Americans Try to Influence Canadian Copyrights Policies, Again
By Hervé St-Louis
May 9, 2007 - 00:47

Following an earlier consultation with Canadian elected officials and other movie studios, Warner Bros decided to enforce a ban on all previewing of its films in Canada until Canadian legislation is changed to make it illegal for Canadian residents to record a film in a Canadian theatre.

According to Warner Bros’ Senior Vice President, Worldwide Anti-Piracy Operations, Darcy Antonellis,  “Canada is the number one priority in terms of anti-camcording legislation,” Antonellis said. “Within the first week of a film’s release, you can almost be certain that somewhere out there a Canadian copy will show up. Within the last 12 to 18 months we’ve seen a significant increase in terms of first-source proliferation that shows up on the Internet and subsequently shows up as hard goods elsewhere.”

The Canadian Advantage

American entertainment companies have been trying to “encourage” the Canadian Government to modify Canadian copyrights’ laws for years in hope of making Canada’s copyrights laws similar to American ones. Some noteworthy differences between Canadian copyrights' laws and the United States,' include the right for Canadian to reproduce and copy music and videos for personal consumption, without any presumption that commercial gains are involved.
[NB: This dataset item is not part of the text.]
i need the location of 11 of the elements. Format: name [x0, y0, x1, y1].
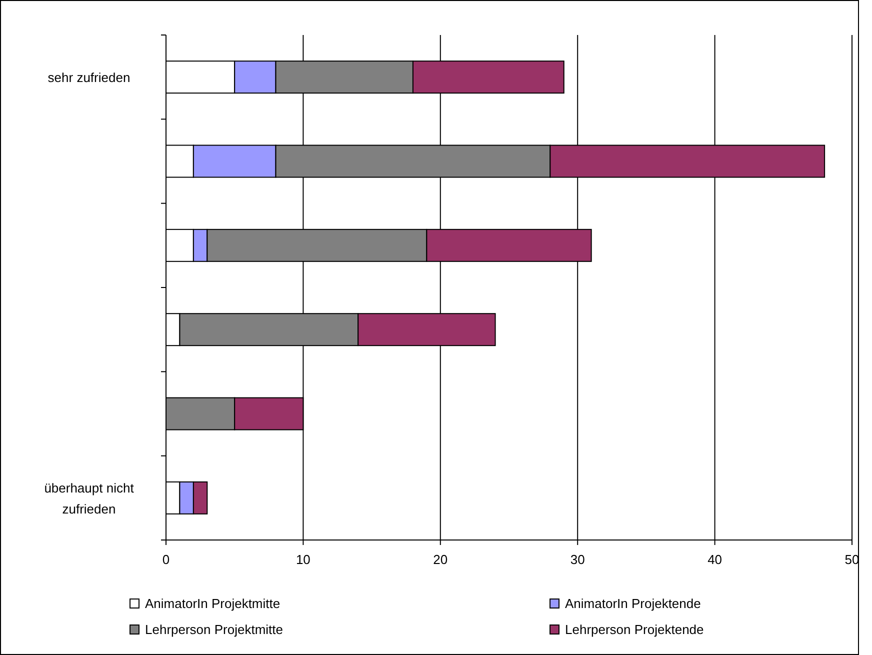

Another major difference is the limit on copyrights’ protection in Canada to 50 years after the death of the original author. The United States, at the behest of entertainment companies and rich copyrights holders have repelled the limit of exclusive copyrights several times.

Canadians pay a levy on blank CD-Roms and DVDs which is sent to copyrights holders, even if the blank recordable devices were purchased for corporate needs or feature no music or film data belonging to third-party copyrights’ holders. Strangely, the various copyrights’ lobby groups, such as the Canadian Recording Industry Association, do not complain about this policy.

Good Canadian Governance

The existing Canadian law is a good mix of public interest, privacy and commercial concerns and should be the model adopted by all countries, as opposed the United States’ restrictive model. Copyrights’ holders promoting stronger protective measures, often forget to consider the benefits of these policies to consumers. If the consumer does not directly benefits either from such policies, stronger laws are not balanced and therefore not in the public interest.

The attack on camcorder copies of films is exaggerated. They are of poor qualities and viewed by a minority of potential consumers. Movie goers and music lovers are not pirates going out of their ways to steal copyrights holders. Although Canadian, and a frequent movie goer, I have never seen someone record a film in a Canadian theatre. Even with Warner Bros' appeal, this marginal activity will not become more popular.

As for the punishment Canadians will feel about not being able to preview an American film before their release date, only a few souls will be penalized. For all it’s worth, Warner Bros’ action is a ludicrous penalty and a desperate attempt to gather public sympathy for a lobby group that deserves contempt.